Literature as performance

If Bob Dylan has been elevated to the exalted status of a Shakespeare or a Homer, so be it, for he has been the raconteur of our times.

November 05, 2016 04:15 pm | Updated December 02, 2016 01:42 pm IST

I often go back to those provocative years in the 60s; to Bob Dylan’s music, to Jimi Hendrix’s ‘Star Spangled Banner’, to Jack Kerouac’s On the Road or Ken Kasey’s One Flew over the Cuckoo’s Nest; supreme examples of freedom for a whole generation. Janis Joplin, Joe Cocker, Joan Baez, they all appear before my eyes for their immersion in the belief of a revolution that would undo authoritarian systems that smother not only creativity but intellectual freedom and self-belief. It was a test of whether people of our generation really believed in one another and the world we were struggling to create.

Dylan’s music resounds with the pervasive disharmony generated by the Vietnam War along with a commentary on the civil rights movement expressed in a voice that is inimitably his: ‘ As majestic bells of bolts struck shadows in the sounds/ Seeming to be the chimes of freedom flashing/ Flashing for the warriors whose strength is not to fight/ Flashing for the refugees on the unarmed road of flight/ An’ for each an’ ev’ry underdog soldier in the night/ An’ we gazed upon the chimes of freedom flashing.’

Sung with an acoustic guitar that then dismayed the purists, his music is steeped in rhythms that are moody and heavy, a tightly constructed rhetoric that fuses the oral tradition with politics and aims to stir his fellow-countrymen with a sense of history.

Such music with a predilection towards politics is born out of a necessity to intercede in human history, and embrace the deepest needs and aspirations of the dispossessed through a rendition of the seething events of the time. Moving between private loss and public crisis, it enables people to live in political history. Every line becomes a burst of passion expressed in the poetry of war, of hunger, of fierce desire: ‘ I’ll walk to the depths of the deepest black forest/ Where the people are many and their hands are all empty/ where the pellets of poison are flooding their waters/ where the home in the valley meets the damp dirty prison,/ Where the executioner’s face is always well hidden…

Winning the Literature Nobel has generated a lot of controversy around Dylan, but I can only think of the roaring 60s. I remember the exciting times when we sat around the fire in winter singing Simon and Garfunkel and Bob Dylan. We debated deep into the night the people’s movements that were drawing in not only intellectuals but also youth from all over the world, who opposed authority, demonstrated against the Vietnam War, or stood up for civil rights through non-violent anarchy. The fundamental concerns of Dylan’s music evoked a deeply felt sense of history in us and offered hope: ‘Yes, n, how many times must the cannon balls fly/ Before they are forever banned? The answer, my friend is blowin’ in the wind. The answer is blowin’ in the wind.’
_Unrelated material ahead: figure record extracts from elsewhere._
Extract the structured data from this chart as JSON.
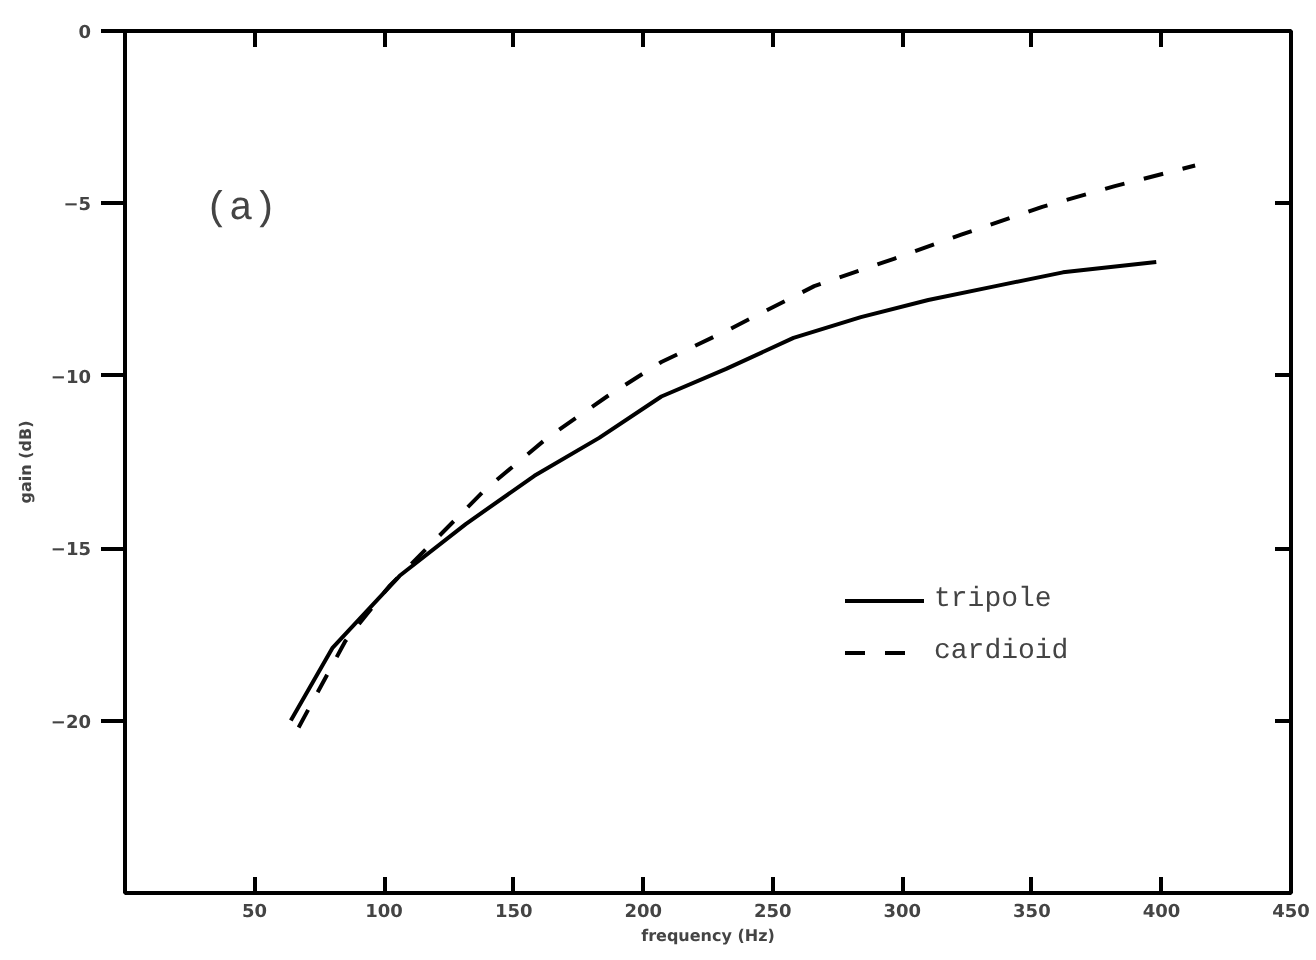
{
  "chart_data": {
    "type": "line",
    "xlabel": "frequency (Hz)",
    "ylabel": "gain (dB)",
    "annotations": [
      "(a)"
    ],
    "xlim": [
      0,
      450
    ],
    "ylim": [
      -25,
      0
    ],
    "xticks": [
      50,
      100,
      150,
      200,
      250,
      300,
      350,
      400,
      450
    ],
    "yticks": [
      0,
      -5,
      -10,
      -15,
      -20
    ],
    "grid": false,
    "legend": "bottom right",
    "marker": "none",
    "series": [
      {
        "name": "tripole",
        "color": "#000000",
        "line_style": "solid",
        "x": [
          64,
          80,
          106,
          131.5,
          158,
          183,
          207,
          232,
          258,
          284,
          310,
          336,
          362,
          398
        ],
        "values": [
          -20,
          -17.9,
          -15.8,
          -14.3,
          -12.9,
          -11.8,
          -10.6,
          -9.8,
          -8.9,
          -8.3,
          -7.8,
          -7.4,
          -7.0,
          -6.7
        ]
      },
      {
        "name": "cardioid",
        "color": "#000000",
        "line_style": "dashed",
        "x": [
          67,
          85,
          102,
          139,
          163,
          186,
          207,
          232,
          266,
          297,
          323,
          354,
          382,
          413
        ],
        "values": [
          -20.2,
          -17.7,
          -16.1,
          -13.3,
          -11.8,
          -10.6,
          -9.6,
          -8.7,
          -7.4,
          -6.6,
          -5.9,
          -5.1,
          -4.5,
          -3.9
        ]
      }
    ]
  }
}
I belong to a generation that lived and breathed the air where discussion, the love of learning, existential philosophy and the arts made life a bracing involvement. For me, Dylan epitomised the spirit and the energy of those times, times that held out enormous possibilities of a new tomorrow and a vision of change; not from the outside or by conquest but from within: There’s a battle outside/ And it is ragin’/ It’ll soon shake your windows/ And rattle your walls/ For the times they are a-changin.’

This is undeniably poetry for the ears. Perhaps no language is robust and honest enough except the one you sing in. The value of hearing poetry sung out loud is an experience that can humanise what so often seems abstracted and too prosaic on the page. Such poetry has consolidated Dylan’s music as a form of cultural production organised around an aesthetic ideology with recurring patterns of stylistic innovation that constantly fights for artistic freedom within the constraints of industry thereby shaking up rock with his raspy ‘snarl and drawl’. He is the supreme example of a pop-rock auteur, composer, lyricist, guitarist, vocalist... an icon of protest music at its best. The images and sounds created by Dylan go beyond the socially approved literature that is conventionally taught, in the words of Kerouac, “by pipe-smoking tweedy men in libraries.”

If in the last few days he has been elevated to the exalted status of Shakespeare, Homer or Sappho, so be it, for he has pushed the boundaries and has been the raconteur of our times. The award is a recognition that literature is about more than highbrow elitism. The value and influence of overlapping genres becomes his novel contribution, a forerunner of a more expansive field from where future Nobel laureates will be drawn.

Shelley Walia is professor and fellow, Department of English and Cultural Studies, Panjab University, Chandigarh.